Continue reading The Russian Ark Screenplay

Frantisek Vlacil at The Lincoln Center: The White Dove

By Joe Bendel. Like many contemporary Iranian filmmakers, the late great Franstišek Vláčil often focused on ostensibly apolitical subjects, like children and animals. Yet, as a filmmaker in the vanguard of the Czech New Wave, his work was still considered suspect by the Communist power structure. Though his career would be put on hold for six years following the 1968 Soviet invasion, the international acclaim greeting his 1960 feature film debut The White Dove promised great things at the time for the filmmaker, making it the perfect selection to launch Film Society of Lincoln Center’s Fantastic World of Franstišek Vláčil retrospective.

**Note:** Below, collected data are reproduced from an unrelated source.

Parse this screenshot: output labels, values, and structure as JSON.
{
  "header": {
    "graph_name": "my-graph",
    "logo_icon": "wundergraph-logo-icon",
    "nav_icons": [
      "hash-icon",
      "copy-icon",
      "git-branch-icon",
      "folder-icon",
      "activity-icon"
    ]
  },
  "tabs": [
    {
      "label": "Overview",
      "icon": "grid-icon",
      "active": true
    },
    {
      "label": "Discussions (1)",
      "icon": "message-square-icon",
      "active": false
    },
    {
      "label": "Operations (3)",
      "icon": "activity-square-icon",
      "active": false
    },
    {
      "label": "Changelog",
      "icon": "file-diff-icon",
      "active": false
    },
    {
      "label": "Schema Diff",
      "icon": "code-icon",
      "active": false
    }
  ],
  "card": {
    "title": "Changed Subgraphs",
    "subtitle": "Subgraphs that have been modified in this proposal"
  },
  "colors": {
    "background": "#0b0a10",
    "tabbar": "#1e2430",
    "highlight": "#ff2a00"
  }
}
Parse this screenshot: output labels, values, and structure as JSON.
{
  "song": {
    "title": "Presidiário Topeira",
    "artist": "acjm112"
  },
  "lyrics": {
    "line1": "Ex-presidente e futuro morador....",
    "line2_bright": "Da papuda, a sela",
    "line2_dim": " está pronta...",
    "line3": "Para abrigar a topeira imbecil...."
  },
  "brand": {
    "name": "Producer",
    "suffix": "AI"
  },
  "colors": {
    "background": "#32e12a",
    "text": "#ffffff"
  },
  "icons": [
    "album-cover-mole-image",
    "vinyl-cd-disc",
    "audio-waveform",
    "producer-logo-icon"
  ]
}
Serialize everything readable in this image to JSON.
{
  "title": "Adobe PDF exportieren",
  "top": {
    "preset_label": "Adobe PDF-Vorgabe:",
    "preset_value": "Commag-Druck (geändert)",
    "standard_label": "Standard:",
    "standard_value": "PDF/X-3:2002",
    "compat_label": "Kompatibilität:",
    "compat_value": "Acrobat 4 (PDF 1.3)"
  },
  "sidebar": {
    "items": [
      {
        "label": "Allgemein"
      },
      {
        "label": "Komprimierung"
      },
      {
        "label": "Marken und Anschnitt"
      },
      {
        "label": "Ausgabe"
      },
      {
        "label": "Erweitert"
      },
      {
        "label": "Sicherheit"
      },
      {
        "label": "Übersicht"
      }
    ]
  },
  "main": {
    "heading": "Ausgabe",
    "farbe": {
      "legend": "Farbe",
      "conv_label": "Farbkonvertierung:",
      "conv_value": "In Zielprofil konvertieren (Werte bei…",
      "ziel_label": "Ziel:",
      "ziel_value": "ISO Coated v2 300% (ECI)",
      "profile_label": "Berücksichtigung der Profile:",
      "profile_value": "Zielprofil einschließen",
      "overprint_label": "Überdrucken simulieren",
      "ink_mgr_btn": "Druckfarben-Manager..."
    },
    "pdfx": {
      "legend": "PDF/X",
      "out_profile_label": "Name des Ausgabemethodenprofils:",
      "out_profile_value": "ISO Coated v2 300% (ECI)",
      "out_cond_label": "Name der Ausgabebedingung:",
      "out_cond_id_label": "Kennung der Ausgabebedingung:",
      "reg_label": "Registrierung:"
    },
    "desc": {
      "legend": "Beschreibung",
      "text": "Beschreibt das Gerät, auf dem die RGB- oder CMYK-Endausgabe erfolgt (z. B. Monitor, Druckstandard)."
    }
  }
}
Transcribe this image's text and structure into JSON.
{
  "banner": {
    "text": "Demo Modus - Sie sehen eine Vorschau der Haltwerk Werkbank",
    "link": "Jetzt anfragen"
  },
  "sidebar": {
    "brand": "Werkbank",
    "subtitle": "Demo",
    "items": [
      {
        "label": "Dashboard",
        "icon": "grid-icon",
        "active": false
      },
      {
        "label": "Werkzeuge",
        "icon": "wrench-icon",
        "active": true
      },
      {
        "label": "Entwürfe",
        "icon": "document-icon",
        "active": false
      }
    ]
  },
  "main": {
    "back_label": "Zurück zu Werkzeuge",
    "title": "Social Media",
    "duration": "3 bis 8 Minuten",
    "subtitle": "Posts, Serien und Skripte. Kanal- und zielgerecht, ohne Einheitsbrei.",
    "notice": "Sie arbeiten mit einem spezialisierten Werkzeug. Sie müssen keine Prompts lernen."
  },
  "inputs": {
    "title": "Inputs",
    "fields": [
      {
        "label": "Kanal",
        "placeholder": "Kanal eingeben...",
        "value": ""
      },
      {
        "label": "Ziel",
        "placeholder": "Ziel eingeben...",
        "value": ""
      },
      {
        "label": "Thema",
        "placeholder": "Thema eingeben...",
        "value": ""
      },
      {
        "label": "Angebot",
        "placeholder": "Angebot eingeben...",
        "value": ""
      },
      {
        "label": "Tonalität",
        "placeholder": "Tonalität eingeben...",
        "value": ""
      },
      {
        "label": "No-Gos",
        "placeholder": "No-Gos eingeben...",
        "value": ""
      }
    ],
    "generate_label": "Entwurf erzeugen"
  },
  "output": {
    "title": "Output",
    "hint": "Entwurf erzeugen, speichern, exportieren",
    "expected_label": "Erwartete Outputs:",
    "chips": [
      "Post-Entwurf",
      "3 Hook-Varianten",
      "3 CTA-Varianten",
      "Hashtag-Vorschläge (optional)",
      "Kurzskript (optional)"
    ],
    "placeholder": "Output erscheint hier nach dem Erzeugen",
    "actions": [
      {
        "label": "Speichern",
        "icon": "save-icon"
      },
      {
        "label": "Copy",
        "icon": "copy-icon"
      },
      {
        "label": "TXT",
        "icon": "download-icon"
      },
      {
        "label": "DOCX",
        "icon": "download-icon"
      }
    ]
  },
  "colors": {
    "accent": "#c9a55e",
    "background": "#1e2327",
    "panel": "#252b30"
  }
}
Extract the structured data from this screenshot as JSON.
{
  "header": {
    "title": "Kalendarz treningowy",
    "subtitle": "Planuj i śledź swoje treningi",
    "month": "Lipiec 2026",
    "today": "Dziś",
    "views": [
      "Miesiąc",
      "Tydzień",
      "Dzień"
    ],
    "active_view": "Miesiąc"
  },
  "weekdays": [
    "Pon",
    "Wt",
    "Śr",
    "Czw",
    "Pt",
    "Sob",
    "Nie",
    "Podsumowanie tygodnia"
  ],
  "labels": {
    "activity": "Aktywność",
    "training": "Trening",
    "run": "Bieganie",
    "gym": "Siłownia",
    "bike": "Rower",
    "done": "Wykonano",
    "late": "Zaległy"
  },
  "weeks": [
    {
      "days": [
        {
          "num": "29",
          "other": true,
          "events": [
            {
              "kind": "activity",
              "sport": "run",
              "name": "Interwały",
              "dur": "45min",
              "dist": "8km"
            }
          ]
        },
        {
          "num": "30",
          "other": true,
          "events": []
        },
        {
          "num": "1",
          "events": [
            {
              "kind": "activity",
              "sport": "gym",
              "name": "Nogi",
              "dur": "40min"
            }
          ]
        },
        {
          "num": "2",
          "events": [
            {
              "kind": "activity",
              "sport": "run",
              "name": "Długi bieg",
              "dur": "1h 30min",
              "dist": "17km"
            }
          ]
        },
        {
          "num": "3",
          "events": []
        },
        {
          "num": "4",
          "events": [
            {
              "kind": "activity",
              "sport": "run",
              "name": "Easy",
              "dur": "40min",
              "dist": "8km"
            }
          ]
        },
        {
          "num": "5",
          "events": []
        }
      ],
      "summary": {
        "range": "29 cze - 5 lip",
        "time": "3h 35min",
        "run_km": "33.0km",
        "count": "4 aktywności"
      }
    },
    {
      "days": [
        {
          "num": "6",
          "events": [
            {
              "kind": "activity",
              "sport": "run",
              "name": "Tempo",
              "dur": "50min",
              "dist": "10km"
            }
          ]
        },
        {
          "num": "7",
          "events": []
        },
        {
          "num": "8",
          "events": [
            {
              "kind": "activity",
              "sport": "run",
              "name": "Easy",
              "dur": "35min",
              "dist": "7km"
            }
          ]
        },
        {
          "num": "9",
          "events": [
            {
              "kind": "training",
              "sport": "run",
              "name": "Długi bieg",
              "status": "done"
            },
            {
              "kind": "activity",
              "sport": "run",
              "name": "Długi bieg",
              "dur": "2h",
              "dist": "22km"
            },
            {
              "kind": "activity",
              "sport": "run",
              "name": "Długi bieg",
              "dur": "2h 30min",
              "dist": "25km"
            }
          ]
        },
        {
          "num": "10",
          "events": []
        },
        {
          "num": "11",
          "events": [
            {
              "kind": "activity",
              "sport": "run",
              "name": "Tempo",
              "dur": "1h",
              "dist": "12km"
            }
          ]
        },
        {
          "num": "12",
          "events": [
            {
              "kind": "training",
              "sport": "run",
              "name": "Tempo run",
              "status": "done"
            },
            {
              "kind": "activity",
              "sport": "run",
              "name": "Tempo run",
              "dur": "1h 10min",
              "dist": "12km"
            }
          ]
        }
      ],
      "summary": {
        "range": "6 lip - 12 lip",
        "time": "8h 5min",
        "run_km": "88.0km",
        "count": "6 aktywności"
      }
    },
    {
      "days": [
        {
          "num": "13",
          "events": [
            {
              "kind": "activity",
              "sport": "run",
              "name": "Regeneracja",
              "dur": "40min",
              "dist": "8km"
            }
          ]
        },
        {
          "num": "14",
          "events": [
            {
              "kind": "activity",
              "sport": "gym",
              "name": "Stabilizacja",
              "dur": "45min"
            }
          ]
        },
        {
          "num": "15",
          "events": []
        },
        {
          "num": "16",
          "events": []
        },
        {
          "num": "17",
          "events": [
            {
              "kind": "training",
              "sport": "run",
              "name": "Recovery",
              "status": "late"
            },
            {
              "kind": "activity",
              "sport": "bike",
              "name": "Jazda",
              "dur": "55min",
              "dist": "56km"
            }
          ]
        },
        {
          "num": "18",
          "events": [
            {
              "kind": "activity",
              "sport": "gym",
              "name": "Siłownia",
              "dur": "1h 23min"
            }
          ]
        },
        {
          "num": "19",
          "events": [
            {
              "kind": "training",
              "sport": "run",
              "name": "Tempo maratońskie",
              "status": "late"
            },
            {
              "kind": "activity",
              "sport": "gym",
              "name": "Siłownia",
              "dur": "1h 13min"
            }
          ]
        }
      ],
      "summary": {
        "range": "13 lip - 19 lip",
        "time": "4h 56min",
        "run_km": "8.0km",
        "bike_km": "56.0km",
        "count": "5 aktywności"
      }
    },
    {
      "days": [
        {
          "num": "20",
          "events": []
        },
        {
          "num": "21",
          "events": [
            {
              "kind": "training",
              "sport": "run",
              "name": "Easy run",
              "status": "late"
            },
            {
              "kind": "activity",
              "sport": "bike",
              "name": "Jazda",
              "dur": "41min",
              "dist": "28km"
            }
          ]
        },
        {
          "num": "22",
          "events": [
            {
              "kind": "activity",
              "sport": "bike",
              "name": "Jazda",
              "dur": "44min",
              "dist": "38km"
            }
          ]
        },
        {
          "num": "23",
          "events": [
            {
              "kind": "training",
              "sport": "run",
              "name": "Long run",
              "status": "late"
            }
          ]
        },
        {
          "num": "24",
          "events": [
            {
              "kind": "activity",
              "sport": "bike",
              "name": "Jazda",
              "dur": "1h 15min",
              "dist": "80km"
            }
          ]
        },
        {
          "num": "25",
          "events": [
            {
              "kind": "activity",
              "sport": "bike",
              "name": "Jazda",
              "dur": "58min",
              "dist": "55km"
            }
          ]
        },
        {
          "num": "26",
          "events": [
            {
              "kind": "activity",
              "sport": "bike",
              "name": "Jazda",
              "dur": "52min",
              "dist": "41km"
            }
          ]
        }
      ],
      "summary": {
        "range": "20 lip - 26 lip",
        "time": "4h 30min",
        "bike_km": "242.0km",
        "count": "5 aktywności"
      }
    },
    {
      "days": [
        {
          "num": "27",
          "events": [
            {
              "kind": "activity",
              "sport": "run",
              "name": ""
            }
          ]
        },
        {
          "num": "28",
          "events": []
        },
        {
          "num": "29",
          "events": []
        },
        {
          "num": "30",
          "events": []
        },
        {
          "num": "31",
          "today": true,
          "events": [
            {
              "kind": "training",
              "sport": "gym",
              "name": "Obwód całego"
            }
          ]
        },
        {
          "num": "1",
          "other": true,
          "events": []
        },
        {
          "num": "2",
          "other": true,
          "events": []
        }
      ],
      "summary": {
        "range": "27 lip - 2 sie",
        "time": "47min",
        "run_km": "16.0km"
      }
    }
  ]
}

A group of doves is released in Belgium. On a small Baltic island, their handlers eagerly anticipate their return. However, young Susan’s bird has a late start due to a twinge of the wing. While detouring through Prague, the wheelchair-bound Miša’s pellet gun nearly proves fatal. Shamed by Martin, the artist in the next door apartment, he nurses the bird back to health, while Susan faithfully keeps watching the skies.

Franstišek Vláčil.

Dove is a deceptively simple story, involving several themes Vláčil would return to in later films, such as the bond between children and animals. Reportedly reluctant to overwhelm his youthful cast with extensive lines to memorize, Vláčil makes his points visually rather than verbally. Stark but sensitive, nearly every artful black-and-white frame lensed by cinematographer Jan Čuřík is suitable for framing. Indeed, it is an arresting film to behold, effectively contrasting the claustrophobic, urbanized Prague with the idyllic sun and sea of Susan’s Baltic isle. Adding further texture, composer Zdenek Liska’s spritely jazz interludes and more suggestive chamber music nicely underscore and reinforce the power of the film’s speechless moments.

Vláčil elicits some natural yet restrained performances from Karel Smyczek and Katerina Irmanovová, as the dove’s two youthful caretakers. He also captures the artistic impulse better in Dove than nearly any other film, raptly observing as Martin creates a series of works inspired by Miša and the injured dove (which are credited to Czech artists Theodor Pištěk and Jan Kablasa).

At times, Dove seems to suggest deeper allegorical significance, but Vláčil judiciously keeps it all rather obscure—though perhaps not obscure enough, in retrospect. (Whenever you have a cat named Satan hunting a peaceful white dove, it could be rather awkward explaining what each represents to the occupying commissar .)

Many have likened Vláčil’s films to poetry. Indeed, like a good poem (at least by Poe’s standards) Dove is relatively short at seventy-five minutes. Though it memorably evokes a child’s perspective, it is unquestionably high art cinema, better suited to the discerning connoisseur. A major work from a filmmaker under-exposed on the American film scene during his own lifetime, Dove kicked-off the FSLC’s welcome reappraisal of Vláčil’s films yesterday at the Walter Reade Theater.

Posted on February 3rd, 2011 at 12:17pm.